O dilema americano

Opinião de João Fróis

Soubessem os japoneses das consequências do ataque a Pearl Harbour a 7 de dezembro de 1941, e provavelmente teriam tomado outras opções e o curso da história seria outro bem diferente do que conhecemos.

Na verdade, foi esse ataque surpresa à frota naval americana no pacífico que arrastou os EUA para a 2ª guerra mundial, fazendo disparar uma máquina de guerra sem igual e com o arauto de ser “o arsenal das democracias”, como Roosevelt profetizou ainda antes da entrada no conflito.

O famoso dia D, a 6 de junho de 1944, com o desembarque das tropas aliadas nas praias da Normandia, mostraram a força decisiva que os EUA já tinham e que capitulou com Hiroshima a 6 de Agosto de 1945 e a rendição nipónica face ao potencial bélico da nova superpotência mundial, sucedendo ao velho império britânico.

O plano Marshall, nascido em 1947 pelas mãos do então secretário de estado que lhe emprestou o seu apelido, iniciou a reconstrução da devastada Europa, fazendo a apologia do modelo americano contra o comunismo soviético e chinês.

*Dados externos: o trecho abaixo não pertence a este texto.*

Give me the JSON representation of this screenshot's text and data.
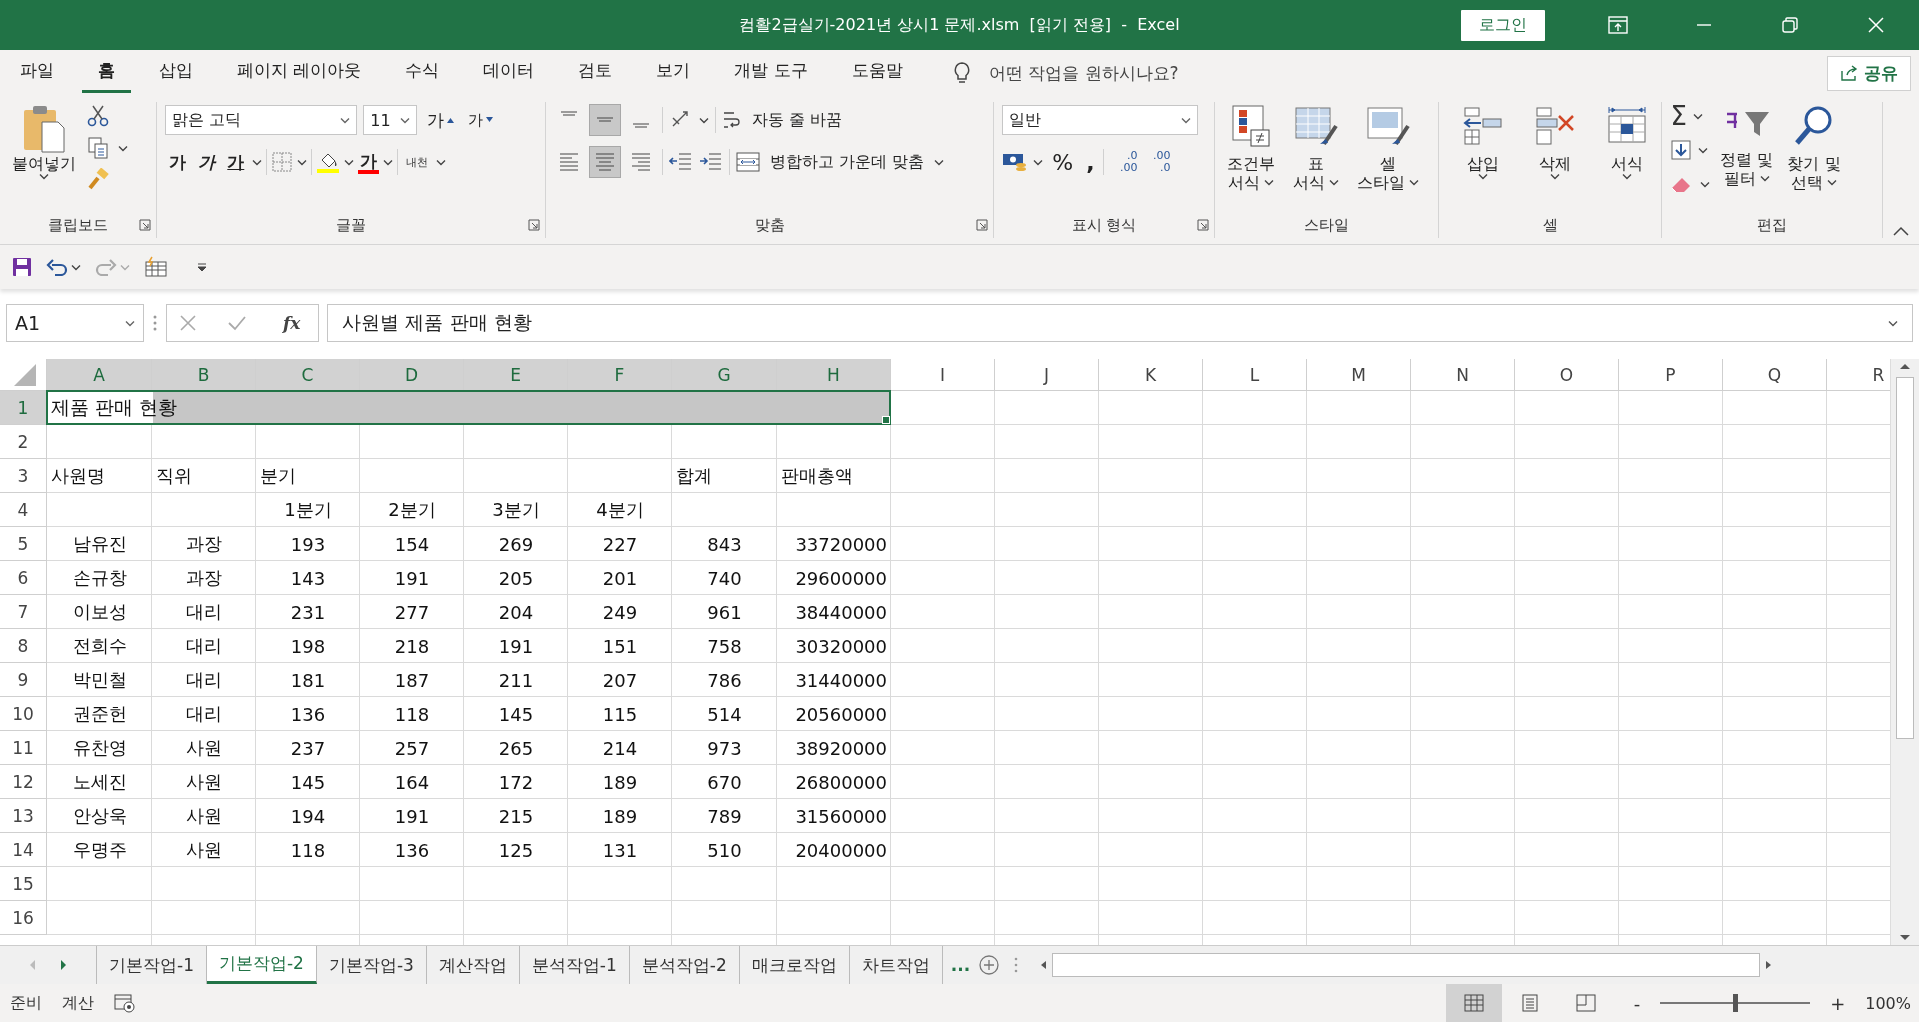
{
  "window": {
    "title": "컴활2급실기-2021년 상시1 문제.xlsm  [읽기 전용]  -  Excel",
    "sign_in": "로그인"
  },
  "menu_tabs": [
    {
      "label": "파일",
      "selected": false
    },
    {
      "label": "홈",
      "selected": true
    },
    {
      "label": "삽입",
      "selected": false
    },
    {
      "label": "페이지 레이아웃",
      "selected": false
    },
    {
      "label": "수식",
      "selected": false
    },
    {
      "label": "데이터",
      "selected": false
    },
    {
      "label": "검토",
      "selected": false
    },
    {
      "label": "보기",
      "selected": false
    },
    {
      "label": "개발 도구",
      "selected": false
    },
    {
      "label": "도움말",
      "selected": false
    }
  ],
  "tell_me": {
    "placeholder": "어떤 작업을 원하시나요?"
  },
  "share": "공유",
  "ribbon": {
    "clipboard": {
      "label": "클립보드",
      "paste": "붙여넣기"
    },
    "font": {
      "label": "글꼴",
      "font_name": "맑은 고딕",
      "font_size": "11",
      "grow": "가",
      "shrink": "가",
      "bold": "가",
      "italic": "가",
      "underline": "가",
      "font_color": "가",
      "phonetic": "내천"
    },
    "alignment": {
      "label": "맞춤",
      "vertical": [
        {
          "selected": false
        },
        {
          "selected": true
        },
        {
          "selected": false
        }
      ],
      "horizontal": [
        {
          "selected": false
        },
        {
          "selected": true
        },
        {
          "selected": false
        }
      ],
      "wrap": "자동 줄 바꿈",
      "merge": "병합하고 가운데 맞춤"
    },
    "number": {
      "label": "표시 형식",
      "format": "일반",
      "percent": "%",
      "comma": ",",
      "increase_decimal": [
        ".0",
        ".00"
      ],
      "decrease_decimal": [
        ".00",
        ".0"
      ]
    },
    "styles": {
      "label": "스타일",
      "buttons": [
        [
          "조건부",
          "서식"
        ],
        [
          "표",
          "서식"
        ],
        [
          "셀",
          "스타일"
        ]
      ]
    },
    "cells": {
      "label": "셀",
      "buttons": [
        "삽입",
        "삭제",
        "서식"
      ]
    },
    "editing": {
      "label": "편집",
      "autosum": "Σ",
      "buttons": [
        [
          "정렬 및",
          "필터"
        ],
        [
          "찾기 및",
          "선택"
        ]
      ]
    }
  },
  "formula_bar": {
    "name_box": "A1",
    "fx": "fx",
    "formula": "사원별 제품 판매 현황"
  },
  "sheet": {
    "columns": [
      {
        "label": "A",
        "selected": true
      },
      {
        "label": "B",
        "selected": true
      },
      {
        "label": "C",
        "selected": true
      },
      {
        "label": "D",
        "selected": true
      },
      {
        "label": "E",
        "selected": true
      },
      {
        "label": "F",
        "selected": true
      },
      {
        "label": "G",
        "selected": true
      },
      {
        "label": "H",
        "selected": true
      },
      {
        "label": "I",
        "selected": false
      },
      {
        "label": "J",
        "selected": false
      },
      {
        "label": "K",
        "selected": false
      },
      {
        "label": "L",
        "selected": false
      },
      {
        "label": "M",
        "selected": false
      },
      {
        "label": "N",
        "selected": false
      },
      {
        "label": "O",
        "selected": false
      },
      {
        "label": "P",
        "selected": false
      },
      {
        "label": "Q",
        "selected": false
      },
      {
        "label": "R",
        "selected": false
      }
    ],
    "rows": [
      {
        "number": "1",
        "selected": true,
        "kind": "title",
        "A": "제품 판매 현황"
      },
      {
        "number": "2",
        "selected": false,
        "kind": "header"
      },
      {
        "number": "3",
        "selected": false,
        "kind": "header",
        "A": "사원명",
        "B": "직위",
        "C": "분기",
        "G": "합계",
        "H": "판매총액"
      },
      {
        "number": "4",
        "selected": false,
        "kind": "data",
        "C": "1분기",
        "D": "2분기",
        "E": "3분기",
        "F": "4분기"
      },
      {
        "number": "5",
        "selected": false,
        "kind": "data",
        "A": "남유진",
        "B": "과장",
        "C": "193",
        "D": "154",
        "E": "269",
        "F": "227",
        "G": "843",
        "H": "33720000"
      },
      {
        "number": "6",
        "selected": false,
        "kind": "data",
        "A": "손규창",
        "B": "과장",
        "C": "143",
        "D": "191",
        "E": "205",
        "F": "201",
        "G": "740",
        "H": "29600000"
      },
      {
        "number": "7",
        "selected": false,
        "kind": "data",
        "A": "이보성",
        "B": "대리",
        "C": "231",
        "D": "277",
        "E": "204",
        "F": "249",
        "G": "961",
        "H": "38440000"
      },
      {
        "number": "8",
        "selected": false,
        "kind": "data",
        "A": "전희수",
        "B": "대리",
        "C": "198",
        "D": "218",
        "E": "191",
        "F": "151",
        "G": "758",
        "H": "30320000"
      },
      {
        "number": "9",
        "selected": false,
        "kind": "data",
        "A": "박민철",
        "B": "대리",
        "C": "181",
        "D": "187",
        "E": "211",
        "F": "207",
        "G": "786",
        "H": "31440000"
      },
      {
        "number": "10",
        "selected": false,
        "kind": "data",
        "A": "권준헌",
        "B": "대리",
        "C": "136",
        "D": "118",
        "E": "145",
        "F": "115",
        "G": "514",
        "H": "20560000"
      },
      {
        "number": "11",
        "selected": false,
        "kind": "data",
        "A": "유찬영",
        "B": "사원",
        "C": "237",
        "D": "257",
        "E": "265",
        "F": "214",
        "G": "973",
        "H": "38920000"
      },
      {
        "number": "12",
        "selected": false,
        "kind": "data",
        "A": "노세진",
        "B": "사원",
        "C": "145",
        "D": "164",
        "E": "172",
        "F": "189",
        "G": "670",
        "H": "26800000"
      },
      {
        "number": "13",
        "selected": false,
        "kind": "data",
        "A": "안상욱",
        "B": "사원",
        "C": "194",
        "D": "191",
        "E": "215",
        "F": "189",
        "G": "789",
        "H": "31560000"
      },
      {
        "number": "14",
        "selected": false,
        "kind": "data",
        "A": "우명주",
        "B": "사원",
        "C": "118",
        "D": "136",
        "E": "125",
        "F": "131",
        "G": "510",
        "H": "20400000"
      },
      {
        "number": "15",
        "selected": false,
        "kind": "data"
      },
      {
        "number": "16",
        "selected": false,
        "kind": "data"
      }
    ]
  },
  "sheet_tabs": [
    {
      "label": "기본작업-1",
      "selected": false
    },
    {
      "label": "기본작업-2",
      "selected": true
    },
    {
      "label": "기본작업-3",
      "selected": false
    },
    {
      "label": "계산작업",
      "selected": false
    },
    {
      "label": "분석작업-1",
      "selected": false
    },
    {
      "label": "분석작업-2",
      "selected": false
    },
    {
      "label": "매크로작업",
      "selected": false
    },
    {
      "label": "차트작업",
      "selected": false
    }
  ],
  "more_tabs": "...",
  "status_bar": {
    "ready": "준비",
    "calc": "계산",
    "views": [
      {
        "selected": true
      },
      {
        "selected": false
      },
      {
        "selected": false
      }
    ],
    "zoom_out": "-",
    "zoom_in": "+",
    "zoom": {
      "level": 0.5
    },
    "zoom_text": "100%"
  }
}
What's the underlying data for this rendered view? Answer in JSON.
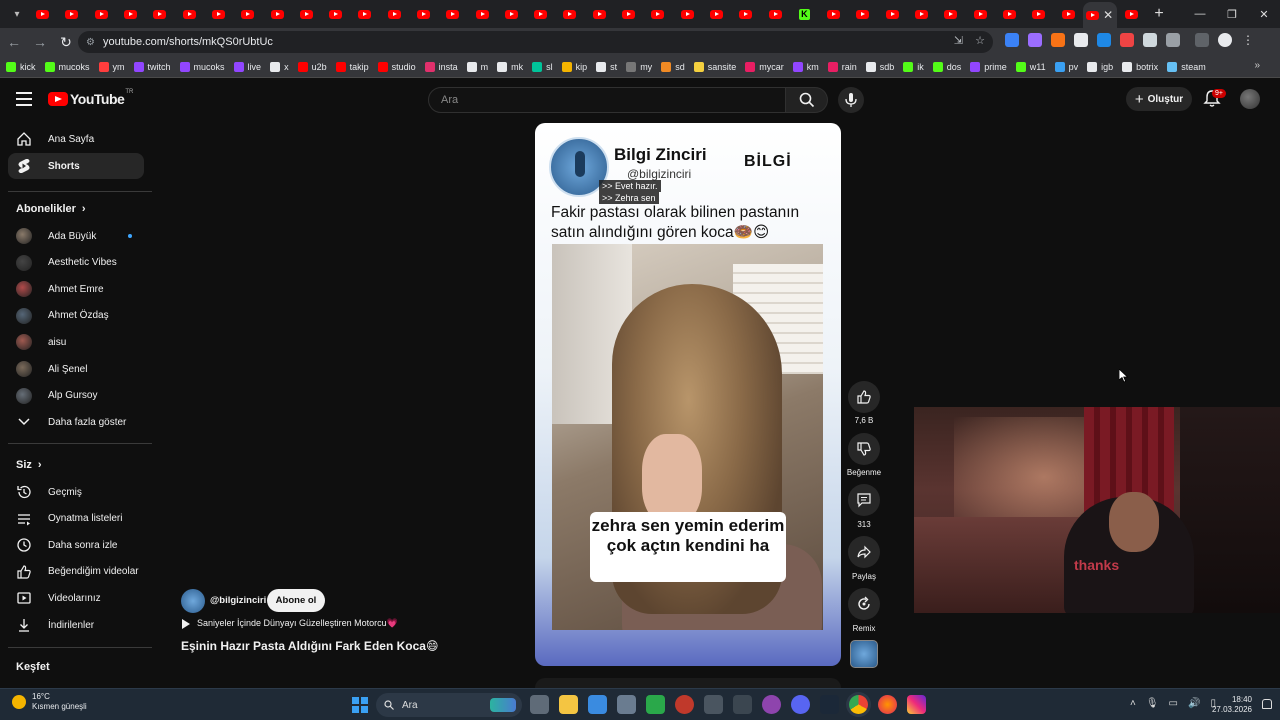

A guerra fria que se seguiu assistiu ao surgimento de um sistema de segurança policiado, com relações tensas entre os dois blocos, ocidental com os EUA à cabeça, e de leste com a URSS aos comandos. A China ainda estava entregue a uma revolução interna às mãos de Mao Tsé Tung e que iniciou a mudança abrupta do modelo agrícola para a explosão industrial que hoje conhecemos.

Após a queda do muro de Berlim e a perda de influência de Moscovo, dilacerada pelas guerras intestinas da separação das repúblicas, os EUA continuaram a assumir o papel a que se tinham entregue de polícia do mundo, com a 1ª guerra do Golfo a mostrar o seu enorme poder, sobre tudo e todos. O 11 de Setembro de 2001 viria a mudar novamente o rumo da história, com o recrudescimento do terrorismo e a paranoia securitária a tomar de assalto um mundo afogado em crises humanitária, económica e política.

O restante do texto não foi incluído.